Lately I’ve just felt weighed down with the mounting responsibilities at the church, with support raising, and of course, with being a husband.  I’ve come to see the darker more sinister sins that go on in my head and heart.  I see how much I really care for the approval of others, and how quickly I want to run from a situation when it gets tough.  Yet, there is hope.

Jesus Christ, son of God, has redeemed me.  He has given me a new heart, he has caused me to follow him.  He is my strength, my light, and my song.  He has said, you are a new creation in Me, be done with the old.  I have been praying lately that God would remain my number one.  It is so easy to get lost in the flood of emails and tasks and people to care for, yet Christ is my source.

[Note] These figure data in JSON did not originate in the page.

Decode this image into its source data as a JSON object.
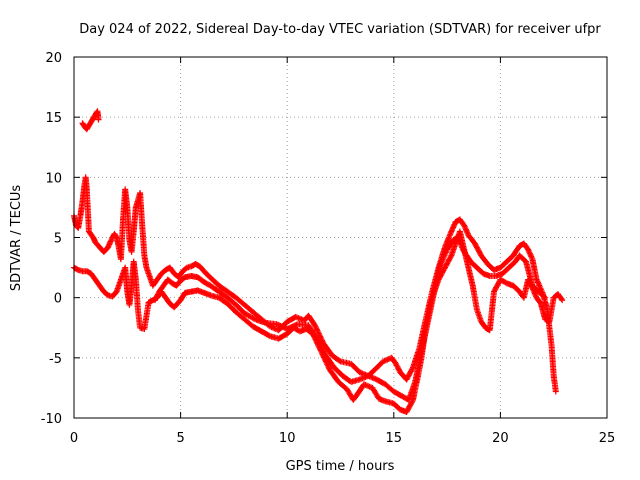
{
  "chart_data": {
    "type": "scatter",
    "title": "Day 024 of 2022, Sidereal Day-to-day VTEC variation (SDTVAR) for receiver ufpr",
    "xlabel": "GPS time / hours",
    "ylabel": "SDTVAR / TECUs",
    "xlim": [
      0,
      25
    ],
    "ylim": [
      -10,
      20
    ],
    "xticks": [
      0,
      5,
      10,
      15,
      20,
      25
    ],
    "yticks": [
      -10,
      -5,
      0,
      5,
      10,
      15,
      20
    ],
    "grid": true,
    "marker": "+",
    "series": [
      {
        "name": "upper track",
        "color": "#ff0000",
        "points": [
          [
            0.0,
            6.8
          ],
          [
            0.1,
            6.0
          ],
          [
            0.2,
            5.8
          ],
          [
            0.3,
            6.8
          ],
          [
            0.4,
            8.0
          ],
          [
            0.5,
            9.5
          ],
          [
            0.55,
            10.0
          ],
          [
            0.6,
            9.0
          ],
          [
            0.7,
            5.5
          ],
          [
            0.9,
            5.0
          ],
          [
            1.0,
            4.6
          ],
          [
            1.2,
            4.2
          ],
          [
            1.4,
            3.8
          ],
          [
            1.6,
            4.2
          ],
          [
            1.8,
            5.0
          ],
          [
            1.9,
            5.3
          ],
          [
            2.0,
            5.0
          ],
          [
            2.1,
            4.2
          ],
          [
            2.2,
            3.2
          ],
          [
            2.3,
            6.5
          ],
          [
            2.4,
            9.0
          ],
          [
            2.5,
            7.5
          ],
          [
            2.6,
            4.8
          ],
          [
            2.7,
            3.8
          ],
          [
            2.8,
            5.5
          ],
          [
            2.9,
            7.5
          ],
          [
            3.1,
            8.7
          ],
          [
            3.2,
            6.0
          ],
          [
            3.3,
            3.5
          ],
          [
            3.4,
            2.5
          ],
          [
            3.5,
            2.0
          ],
          [
            3.7,
            1.0
          ],
          [
            3.9,
            1.5
          ],
          [
            4.1,
            2.0
          ],
          [
            4.3,
            2.3
          ],
          [
            4.5,
            2.5
          ],
          [
            4.7,
            2.0
          ],
          [
            4.9,
            1.7
          ],
          [
            5.1,
            2.2
          ],
          [
            5.3,
            2.5
          ],
          [
            5.5,
            2.6
          ],
          [
            5.7,
            2.8
          ],
          [
            5.9,
            2.6
          ],
          [
            6.2,
            2.0
          ],
          [
            6.5,
            1.5
          ],
          [
            6.8,
            1.0
          ],
          [
            7.2,
            0.5
          ],
          [
            7.6,
            0.0
          ],
          [
            8.0,
            -0.6
          ],
          [
            8.4,
            -1.2
          ],
          [
            8.8,
            -1.8
          ],
          [
            9.2,
            -2.4
          ],
          [
            9.6,
            -2.7
          ],
          [
            10.0,
            -2.0
          ],
          [
            10.4,
            -1.6
          ],
          [
            10.8,
            -1.9
          ],
          [
            11.0,
            -1.5
          ],
          [
            11.3,
            -2.3
          ],
          [
            11.7,
            -3.8
          ],
          [
            12.1,
            -4.8
          ],
          [
            12.5,
            -5.3
          ],
          [
            13.0,
            -5.5
          ],
          [
            13.4,
            -6.2
          ],
          [
            13.8,
            -6.5
          ],
          [
            14.1,
            -6.0
          ],
          [
            14.5,
            -5.3
          ],
          [
            14.9,
            -5.0
          ],
          [
            15.1,
            -5.5
          ],
          [
            15.3,
            -6.2
          ],
          [
            15.6,
            -6.8
          ],
          [
            15.9,
            -5.8
          ],
          [
            16.2,
            -4.2
          ],
          [
            16.5,
            -1.8
          ],
          [
            16.8,
            0.5
          ],
          [
            17.1,
            2.5
          ],
          [
            17.4,
            4.2
          ],
          [
            17.7,
            5.5
          ],
          [
            17.9,
            6.3
          ],
          [
            18.1,
            6.5
          ],
          [
            18.3,
            6.0
          ],
          [
            18.5,
            5.2
          ],
          [
            18.8,
            4.5
          ],
          [
            19.1,
            3.5
          ],
          [
            19.4,
            2.8
          ],
          [
            19.7,
            2.3
          ],
          [
            20.0,
            2.5
          ],
          [
            20.3,
            3.0
          ],
          [
            20.6,
            3.5
          ],
          [
            20.9,
            4.3
          ],
          [
            21.1,
            4.5
          ],
          [
            21.3,
            4.0
          ],
          [
            21.5,
            3.2
          ],
          [
            21.7,
            1.5
          ],
          [
            22.0,
            0.3
          ],
          [
            22.2,
            -1.0
          ],
          [
            22.4,
            -4.0
          ],
          [
            22.5,
            -6.5
          ],
          [
            22.6,
            -7.8
          ]
        ]
      },
      {
        "name": "lower track",
        "color": "#ff0000",
        "points": [
          [
            0.0,
            2.5
          ],
          [
            0.2,
            2.3
          ],
          [
            0.4,
            2.2
          ],
          [
            0.6,
            2.2
          ],
          [
            0.8,
            2.0
          ],
          [
            1.0,
            1.5
          ],
          [
            1.2,
            1.0
          ],
          [
            1.4,
            0.5
          ],
          [
            1.6,
            0.2
          ],
          [
            1.8,
            0.1
          ],
          [
            2.0,
            0.5
          ],
          [
            2.2,
            1.5
          ],
          [
            2.4,
            2.5
          ],
          [
            2.5,
            0.5
          ],
          [
            2.6,
            -0.6
          ],
          [
            2.7,
            1.0
          ],
          [
            2.8,
            3.0
          ],
          [
            2.9,
            1.5
          ],
          [
            3.0,
            -1.0
          ],
          [
            3.1,
            -2.5
          ],
          [
            3.3,
            -2.6
          ],
          [
            3.5,
            -0.4
          ],
          [
            3.7,
            -0.2
          ],
          [
            3.9,
            0.0
          ],
          [
            4.1,
            0.5
          ],
          [
            4.3,
            0.0
          ],
          [
            4.5,
            -0.5
          ],
          [
            4.7,
            -0.8
          ],
          [
            5.0,
            -0.2
          ],
          [
            5.2,
            0.4
          ],
          [
            5.5,
            0.5
          ],
          [
            5.8,
            0.6
          ],
          [
            6.1,
            0.4
          ],
          [
            6.4,
            0.2
          ],
          [
            6.8,
            0.0
          ],
          [
            7.2,
            -0.5
          ],
          [
            7.6,
            -1.2
          ],
          [
            8.0,
            -1.8
          ],
          [
            8.4,
            -2.4
          ],
          [
            8.8,
            -2.8
          ],
          [
            9.2,
            -3.2
          ],
          [
            9.6,
            -3.4
          ],
          [
            10.0,
            -3.0
          ],
          [
            10.3,
            -2.5
          ],
          [
            10.6,
            -2.8
          ],
          [
            10.9,
            -2.6
          ],
          [
            11.2,
            -3.0
          ],
          [
            11.6,
            -4.5
          ],
          [
            12.0,
            -6.0
          ],
          [
            12.4,
            -7.0
          ],
          [
            12.8,
            -7.6
          ],
          [
            13.1,
            -8.5
          ],
          [
            13.3,
            -8.0
          ],
          [
            13.6,
            -7.2
          ],
          [
            14.0,
            -7.5
          ],
          [
            14.3,
            -8.4
          ],
          [
            14.6,
            -8.6
          ],
          [
            15.0,
            -8.8
          ],
          [
            15.3,
            -9.3
          ],
          [
            15.6,
            -9.5
          ],
          [
            15.9,
            -8.5
          ],
          [
            16.1,
            -6.8
          ],
          [
            16.3,
            -5.0
          ],
          [
            16.5,
            -2.5
          ],
          [
            16.8,
            0.0
          ],
          [
            17.1,
            1.5
          ],
          [
            17.4,
            2.5
          ],
          [
            17.7,
            3.5
          ],
          [
            17.9,
            4.5
          ],
          [
            18.1,
            5.5
          ],
          [
            18.3,
            4.0
          ],
          [
            18.5,
            2.5
          ],
          [
            18.7,
            1.0
          ],
          [
            18.9,
            -1.0
          ],
          [
            19.1,
            -2.0
          ],
          [
            19.3,
            -2.5
          ],
          [
            19.5,
            -2.7
          ],
          [
            19.7,
            0.5
          ],
          [
            20.0,
            1.5
          ],
          [
            20.3,
            1.2
          ],
          [
            20.6,
            1.0
          ],
          [
            20.9,
            0.5
          ],
          [
            21.1,
            0.0
          ],
          [
            21.3,
            1.5
          ],
          [
            21.5,
            0.8
          ],
          [
            21.7,
            0.0
          ],
          [
            21.9,
            -0.5
          ],
          [
            22.1,
            -1.8
          ],
          [
            22.3,
            -2.0
          ],
          [
            22.5,
            0.0
          ],
          [
            22.7,
            0.3
          ],
          [
            22.9,
            -0.2
          ]
        ]
      },
      {
        "name": "middle track",
        "color": "#ff0000",
        "points": [
          [
            3.8,
            -0.2
          ],
          [
            4.0,
            0.5
          ],
          [
            4.2,
            1.0
          ],
          [
            4.4,
            1.5
          ],
          [
            4.6,
            1.2
          ],
          [
            4.8,
            1.0
          ],
          [
            5.0,
            1.4
          ],
          [
            5.2,
            1.7
          ],
          [
            5.5,
            1.8
          ],
          [
            5.8,
            1.7
          ],
          [
            6.1,
            1.3
          ],
          [
            6.4,
            1.0
          ],
          [
            6.8,
            0.5
          ],
          [
            7.2,
            0.0
          ],
          [
            7.6,
            -0.6
          ],
          [
            8.0,
            -1.3
          ],
          [
            8.5,
            -1.8
          ],
          [
            9.0,
            -2.1
          ],
          [
            9.5,
            -2.2
          ],
          [
            10.0,
            -2.6
          ],
          [
            10.5,
            -2.2
          ],
          [
            11.0,
            -2.3
          ],
          [
            11.4,
            -3.5
          ],
          [
            11.8,
            -4.8
          ],
          [
            12.2,
            -5.8
          ],
          [
            12.6,
            -6.5
          ],
          [
            13.0,
            -7.0
          ],
          [
            13.4,
            -6.8
          ],
          [
            13.8,
            -6.5
          ],
          [
            14.2,
            -6.8
          ],
          [
            14.6,
            -7.2
          ],
          [
            15.0,
            -7.8
          ],
          [
            15.4,
            -8.2
          ],
          [
            15.7,
            -8.5
          ],
          [
            16.0,
            -7.0
          ],
          [
            16.3,
            -4.5
          ],
          [
            16.6,
            -2.0
          ],
          [
            16.9,
            0.5
          ],
          [
            17.2,
            2.8
          ],
          [
            17.5,
            4.0
          ],
          [
            17.8,
            4.8
          ],
          [
            18.0,
            5.0
          ],
          [
            18.3,
            3.8
          ],
          [
            18.6,
            3.0
          ],
          [
            18.9,
            2.5
          ],
          [
            19.2,
            2.0
          ],
          [
            19.5,
            1.8
          ],
          [
            19.8,
            1.8
          ],
          [
            20.1,
            2.0
          ],
          [
            20.4,
            2.5
          ],
          [
            20.7,
            3.0
          ],
          [
            20.9,
            3.5
          ],
          [
            21.2,
            3.0
          ],
          [
            21.5,
            1.0
          ],
          [
            21.8,
            0.5
          ],
          [
            22.1,
            0.0
          ]
        ]
      },
      {
        "name": "isolated cluster",
        "color": "#ff0000",
        "points": [
          [
            0.4,
            14.5
          ],
          [
            0.5,
            14.2
          ],
          [
            0.6,
            14.0
          ],
          [
            0.7,
            14.3
          ],
          [
            0.8,
            14.6
          ],
          [
            0.9,
            14.9
          ],
          [
            1.0,
            15.2
          ],
          [
            1.1,
            15.5
          ],
          [
            1.15,
            14.8
          ]
        ]
      }
    ]
  }
}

Someone once said, “Christians are like the nails, the harder you hit them, the deeper they go.”

I feel myself and hope to be pressing more and more into Christ as I walk this path.  Amen.

July 16th Journal Entry.

Oh the throws of the Christian Walk.   Yesterday was not a good day.   Feeling my heart hardened, and my care going down.  Not loving Elise well, not leading bible study well, not working well.  What is going on?

I’m left in the state, I want to do more, but what is God calling me to.  I resort to the above mentioned tasks.

Raise support, support and love Elise, study the Word.

Isn’t that enough?  Won’t God provide?  Have I not been here before?  Yes.

Faith.  Holy spirit will you manufacture faith in me.  Father I am solely dependant on you.  I am running out of names, I don’t have an appointment this week.  Oh Lord, you are sovereign.   I just lift up this process to you.  I am trusting you, you alone.

God put George Mueller’s Biography back in my hands this week and it has been a tremendous help.  What a picture of God’s provision.  I want to trust as he trusts, and the truth is I can.

Father I ask for the Faith that he had, I trust in the provision with which you provided him.  I ask for clarity in my mission, and ministry.

Lord help me.  Help me help Elise, help me help others.  Jesus send your spirit to be my helper, in time of need.

I am in spiritual need.  I need you.  I trust you.  I love you.